Si on regarde les chiffres de profits historiques pour le S&P 500, on voit qu'ils suivent cette tendance :

 

Année   Profits

1961    3

1968    6

1978    12

1988    25

1998    45

2006    87

Ainsi, de 1968 à 2006 le S&P 500 est passé de 90 à 1350 pour une seule raison: les profits des entreprises qui le composent ont été multipliés par 15. Tout simplement.

Ainsi, grosso-modo, à chaque cycle de 10 ans, les profits des entreprises doublent. Dans cette optique, on pourrait croire quand d'ici 2016, les profits du S&P 500 toucheraient 174. Mais disons qu'en 2006, les profits étaient légèrement amplifiés par des profits «artificiels» (à défaut d'un meilleur mot) de certaines institutions financières et que la réelle capacité bénéficiaire du précédent cycle était de 14% de moins soit 75. De plus, il n'est pas illogique de considérer quand dans une récession, on peut tenir compte des profits que je qualifierais de normalisés, c'est-à-dire ajustés selon une tendance à long terme de croissance de 7% des profits. En faisant cela, on arrive à des profits normalisés d'autour de 90 en 2009. Ainsi, au niveau actuel de 940, le S&P 500 serait à environ 10 à 11 fois ces profits.

Si on regarde plus loin dans le futur, vers 2016, on serait en droit de s'attendre que les entreprises du S&P 500 réalisent environ 150 de profits, soit le double du niveau ajusté du dernier cycle. En capitalisant ces profits à un P/E de 15 fois (ce qui est conservateur considérant que les taux d'intérêts à long terme sont de 4.66% à l'heure actuelle), cela donne une cible de 2250 pour le S&P 500 dans 7 ans.
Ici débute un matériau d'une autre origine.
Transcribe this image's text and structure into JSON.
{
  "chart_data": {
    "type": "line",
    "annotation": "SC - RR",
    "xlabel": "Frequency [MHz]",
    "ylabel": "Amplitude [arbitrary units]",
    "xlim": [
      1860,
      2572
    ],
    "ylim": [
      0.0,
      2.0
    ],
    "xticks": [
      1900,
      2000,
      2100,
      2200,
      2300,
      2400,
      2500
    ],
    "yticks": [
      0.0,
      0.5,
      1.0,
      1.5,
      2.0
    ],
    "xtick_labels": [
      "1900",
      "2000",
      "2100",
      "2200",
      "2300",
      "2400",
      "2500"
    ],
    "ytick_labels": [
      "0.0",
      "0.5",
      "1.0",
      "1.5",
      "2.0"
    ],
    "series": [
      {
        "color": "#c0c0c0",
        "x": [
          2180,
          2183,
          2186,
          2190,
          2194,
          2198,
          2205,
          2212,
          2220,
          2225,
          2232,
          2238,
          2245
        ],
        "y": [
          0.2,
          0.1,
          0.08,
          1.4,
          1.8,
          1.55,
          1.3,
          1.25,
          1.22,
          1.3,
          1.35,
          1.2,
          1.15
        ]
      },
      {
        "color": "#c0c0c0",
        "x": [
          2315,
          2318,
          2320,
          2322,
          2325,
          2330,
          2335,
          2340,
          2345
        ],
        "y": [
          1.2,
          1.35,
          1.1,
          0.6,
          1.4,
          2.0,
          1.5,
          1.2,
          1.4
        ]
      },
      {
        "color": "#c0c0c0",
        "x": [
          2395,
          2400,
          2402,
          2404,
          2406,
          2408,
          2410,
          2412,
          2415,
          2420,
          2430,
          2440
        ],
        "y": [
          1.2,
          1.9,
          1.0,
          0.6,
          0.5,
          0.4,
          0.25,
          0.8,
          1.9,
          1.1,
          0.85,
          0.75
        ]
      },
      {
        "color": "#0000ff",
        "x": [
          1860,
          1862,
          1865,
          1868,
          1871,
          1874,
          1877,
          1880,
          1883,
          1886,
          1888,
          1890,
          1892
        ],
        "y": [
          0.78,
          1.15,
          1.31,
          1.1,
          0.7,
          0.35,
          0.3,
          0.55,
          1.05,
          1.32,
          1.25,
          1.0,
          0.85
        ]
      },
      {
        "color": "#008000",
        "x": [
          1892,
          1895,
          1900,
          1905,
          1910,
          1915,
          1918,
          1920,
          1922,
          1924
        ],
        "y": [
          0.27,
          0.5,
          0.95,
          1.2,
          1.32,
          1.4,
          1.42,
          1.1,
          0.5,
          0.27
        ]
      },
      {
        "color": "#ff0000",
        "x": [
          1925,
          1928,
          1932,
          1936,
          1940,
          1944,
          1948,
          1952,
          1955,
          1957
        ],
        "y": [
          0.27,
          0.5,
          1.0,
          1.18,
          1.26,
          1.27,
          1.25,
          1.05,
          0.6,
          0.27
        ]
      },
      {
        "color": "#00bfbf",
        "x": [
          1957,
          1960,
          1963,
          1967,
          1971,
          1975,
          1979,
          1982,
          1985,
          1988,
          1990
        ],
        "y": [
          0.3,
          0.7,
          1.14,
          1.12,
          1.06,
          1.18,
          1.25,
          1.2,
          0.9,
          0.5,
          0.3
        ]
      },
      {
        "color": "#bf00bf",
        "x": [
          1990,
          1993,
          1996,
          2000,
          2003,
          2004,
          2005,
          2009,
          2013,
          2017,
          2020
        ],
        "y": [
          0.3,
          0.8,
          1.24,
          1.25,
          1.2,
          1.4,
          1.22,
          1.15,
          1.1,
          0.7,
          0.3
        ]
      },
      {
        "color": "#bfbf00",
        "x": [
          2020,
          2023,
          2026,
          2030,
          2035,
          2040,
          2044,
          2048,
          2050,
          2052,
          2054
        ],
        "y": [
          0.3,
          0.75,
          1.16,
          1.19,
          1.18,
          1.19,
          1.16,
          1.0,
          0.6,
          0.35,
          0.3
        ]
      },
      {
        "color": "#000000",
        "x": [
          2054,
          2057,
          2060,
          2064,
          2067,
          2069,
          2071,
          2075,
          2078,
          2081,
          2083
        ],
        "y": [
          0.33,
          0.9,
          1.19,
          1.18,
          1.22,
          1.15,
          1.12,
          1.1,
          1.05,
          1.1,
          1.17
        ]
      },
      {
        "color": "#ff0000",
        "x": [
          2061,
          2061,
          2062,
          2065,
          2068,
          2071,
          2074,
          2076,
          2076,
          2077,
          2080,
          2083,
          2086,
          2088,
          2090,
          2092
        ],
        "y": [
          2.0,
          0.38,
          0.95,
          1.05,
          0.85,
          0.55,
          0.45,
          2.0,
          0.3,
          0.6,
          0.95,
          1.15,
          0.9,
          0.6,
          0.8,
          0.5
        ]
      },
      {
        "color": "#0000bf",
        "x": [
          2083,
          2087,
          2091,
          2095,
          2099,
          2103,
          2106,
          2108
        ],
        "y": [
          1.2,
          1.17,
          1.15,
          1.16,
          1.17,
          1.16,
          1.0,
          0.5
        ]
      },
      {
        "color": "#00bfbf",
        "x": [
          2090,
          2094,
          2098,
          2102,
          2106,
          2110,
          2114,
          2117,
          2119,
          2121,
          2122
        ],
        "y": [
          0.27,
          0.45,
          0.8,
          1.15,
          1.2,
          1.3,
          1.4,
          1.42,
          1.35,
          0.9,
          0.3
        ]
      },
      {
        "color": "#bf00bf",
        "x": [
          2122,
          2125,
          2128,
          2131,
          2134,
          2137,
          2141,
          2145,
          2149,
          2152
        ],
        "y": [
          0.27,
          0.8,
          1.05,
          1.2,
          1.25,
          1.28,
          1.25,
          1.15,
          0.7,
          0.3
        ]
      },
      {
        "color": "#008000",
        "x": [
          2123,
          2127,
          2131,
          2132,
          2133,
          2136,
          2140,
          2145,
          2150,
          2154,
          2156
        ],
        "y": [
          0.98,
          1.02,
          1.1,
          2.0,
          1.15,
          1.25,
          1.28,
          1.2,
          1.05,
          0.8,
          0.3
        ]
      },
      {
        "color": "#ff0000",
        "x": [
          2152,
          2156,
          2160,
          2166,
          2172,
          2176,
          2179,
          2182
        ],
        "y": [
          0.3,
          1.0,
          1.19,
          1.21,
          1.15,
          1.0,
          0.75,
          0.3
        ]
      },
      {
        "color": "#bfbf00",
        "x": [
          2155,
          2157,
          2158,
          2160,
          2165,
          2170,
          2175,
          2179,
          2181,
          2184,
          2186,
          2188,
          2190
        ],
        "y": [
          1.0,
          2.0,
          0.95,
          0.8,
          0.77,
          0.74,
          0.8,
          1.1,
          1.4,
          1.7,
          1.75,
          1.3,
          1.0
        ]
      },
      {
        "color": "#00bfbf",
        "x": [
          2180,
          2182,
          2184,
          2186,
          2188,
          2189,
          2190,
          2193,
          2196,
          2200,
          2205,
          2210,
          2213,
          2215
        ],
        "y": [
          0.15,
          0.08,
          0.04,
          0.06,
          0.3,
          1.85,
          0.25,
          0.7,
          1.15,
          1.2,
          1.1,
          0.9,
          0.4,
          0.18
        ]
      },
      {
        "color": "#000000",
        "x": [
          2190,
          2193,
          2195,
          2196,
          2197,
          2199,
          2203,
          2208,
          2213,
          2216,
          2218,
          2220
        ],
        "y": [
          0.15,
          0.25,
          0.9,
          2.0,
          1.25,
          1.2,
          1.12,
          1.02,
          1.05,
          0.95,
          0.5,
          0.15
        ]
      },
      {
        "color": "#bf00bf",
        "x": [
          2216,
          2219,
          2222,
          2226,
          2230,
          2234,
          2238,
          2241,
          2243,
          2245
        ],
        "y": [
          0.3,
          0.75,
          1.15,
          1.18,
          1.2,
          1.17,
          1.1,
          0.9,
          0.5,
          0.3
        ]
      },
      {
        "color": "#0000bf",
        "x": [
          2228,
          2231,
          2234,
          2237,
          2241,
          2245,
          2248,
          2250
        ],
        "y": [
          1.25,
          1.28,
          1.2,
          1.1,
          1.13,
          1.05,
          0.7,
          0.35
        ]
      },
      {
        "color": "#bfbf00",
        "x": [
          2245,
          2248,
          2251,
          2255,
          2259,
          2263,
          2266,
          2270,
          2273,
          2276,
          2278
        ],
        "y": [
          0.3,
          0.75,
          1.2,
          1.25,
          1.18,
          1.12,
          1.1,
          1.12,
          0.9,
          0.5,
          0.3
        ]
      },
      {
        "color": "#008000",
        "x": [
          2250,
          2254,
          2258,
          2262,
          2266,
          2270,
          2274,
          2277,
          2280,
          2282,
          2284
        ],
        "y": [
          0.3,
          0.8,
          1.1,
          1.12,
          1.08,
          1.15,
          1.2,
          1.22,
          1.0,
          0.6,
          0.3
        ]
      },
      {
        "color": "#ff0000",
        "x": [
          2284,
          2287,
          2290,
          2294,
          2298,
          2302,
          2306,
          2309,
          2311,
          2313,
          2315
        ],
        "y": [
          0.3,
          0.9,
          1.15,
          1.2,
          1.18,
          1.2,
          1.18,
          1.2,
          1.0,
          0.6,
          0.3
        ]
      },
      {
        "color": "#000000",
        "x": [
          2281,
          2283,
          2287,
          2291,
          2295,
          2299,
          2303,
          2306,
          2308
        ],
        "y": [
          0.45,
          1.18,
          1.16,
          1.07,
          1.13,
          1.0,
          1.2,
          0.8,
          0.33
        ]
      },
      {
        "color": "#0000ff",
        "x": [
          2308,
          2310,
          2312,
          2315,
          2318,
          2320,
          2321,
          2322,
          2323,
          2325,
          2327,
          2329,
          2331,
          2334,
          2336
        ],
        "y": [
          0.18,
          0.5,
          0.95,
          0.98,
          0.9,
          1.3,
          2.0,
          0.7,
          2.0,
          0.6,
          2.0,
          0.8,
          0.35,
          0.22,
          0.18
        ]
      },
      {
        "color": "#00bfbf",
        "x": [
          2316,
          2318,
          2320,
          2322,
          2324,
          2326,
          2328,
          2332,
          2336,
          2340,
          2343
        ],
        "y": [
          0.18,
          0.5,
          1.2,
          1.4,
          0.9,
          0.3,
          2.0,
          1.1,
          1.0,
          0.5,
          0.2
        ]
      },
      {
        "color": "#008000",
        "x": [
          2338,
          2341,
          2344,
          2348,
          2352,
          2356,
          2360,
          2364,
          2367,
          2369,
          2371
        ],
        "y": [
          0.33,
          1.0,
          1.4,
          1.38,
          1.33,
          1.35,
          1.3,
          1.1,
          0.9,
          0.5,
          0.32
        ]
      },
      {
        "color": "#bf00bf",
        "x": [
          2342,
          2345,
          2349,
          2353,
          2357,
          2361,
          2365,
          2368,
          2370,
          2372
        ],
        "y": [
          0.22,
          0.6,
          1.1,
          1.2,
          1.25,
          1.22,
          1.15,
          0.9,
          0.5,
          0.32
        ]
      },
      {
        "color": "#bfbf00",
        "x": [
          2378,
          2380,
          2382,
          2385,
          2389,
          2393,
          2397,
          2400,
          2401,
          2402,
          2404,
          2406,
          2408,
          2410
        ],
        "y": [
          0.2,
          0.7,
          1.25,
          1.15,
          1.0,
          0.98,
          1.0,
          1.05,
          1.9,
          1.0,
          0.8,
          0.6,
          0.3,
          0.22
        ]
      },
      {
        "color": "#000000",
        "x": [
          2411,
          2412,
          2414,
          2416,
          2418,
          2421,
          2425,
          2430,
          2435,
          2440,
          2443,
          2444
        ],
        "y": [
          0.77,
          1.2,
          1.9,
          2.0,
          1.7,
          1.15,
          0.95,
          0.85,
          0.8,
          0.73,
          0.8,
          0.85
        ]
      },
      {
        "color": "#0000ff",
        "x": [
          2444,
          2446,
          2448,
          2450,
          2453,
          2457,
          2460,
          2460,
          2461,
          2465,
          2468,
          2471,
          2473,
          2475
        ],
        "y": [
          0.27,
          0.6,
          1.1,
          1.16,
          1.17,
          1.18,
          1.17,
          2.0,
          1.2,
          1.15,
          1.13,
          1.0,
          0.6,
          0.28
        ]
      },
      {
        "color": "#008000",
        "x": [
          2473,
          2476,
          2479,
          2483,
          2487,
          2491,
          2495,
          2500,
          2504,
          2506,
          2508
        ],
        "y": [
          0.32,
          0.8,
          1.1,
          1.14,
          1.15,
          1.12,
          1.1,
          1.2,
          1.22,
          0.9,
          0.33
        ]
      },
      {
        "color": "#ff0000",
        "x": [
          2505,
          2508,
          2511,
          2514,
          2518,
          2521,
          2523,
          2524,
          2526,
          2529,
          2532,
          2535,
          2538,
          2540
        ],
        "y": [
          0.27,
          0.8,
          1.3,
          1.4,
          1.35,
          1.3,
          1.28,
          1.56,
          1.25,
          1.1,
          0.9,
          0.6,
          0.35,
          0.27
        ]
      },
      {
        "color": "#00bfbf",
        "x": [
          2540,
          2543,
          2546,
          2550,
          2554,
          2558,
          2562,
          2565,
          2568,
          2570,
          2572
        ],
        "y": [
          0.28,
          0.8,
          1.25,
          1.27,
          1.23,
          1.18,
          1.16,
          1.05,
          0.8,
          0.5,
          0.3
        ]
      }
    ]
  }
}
C'est donc dire qu'à partir du niveau actuel, le S&P 500 générerait un rendement annuel de 13% d'ici 2016. À cet accroissement des cours, il faut ajouter le rendement en dividendes qui est de 3% en ce moment. Ce qui donne un rendement annuel de 16% d'ici 2016.

Ainsi, tant dans le niveau de son P/E ajusté que dans son potentiel d'appréciation futur, je crois que le S&P 500 est sous-évalué à son cours actuel.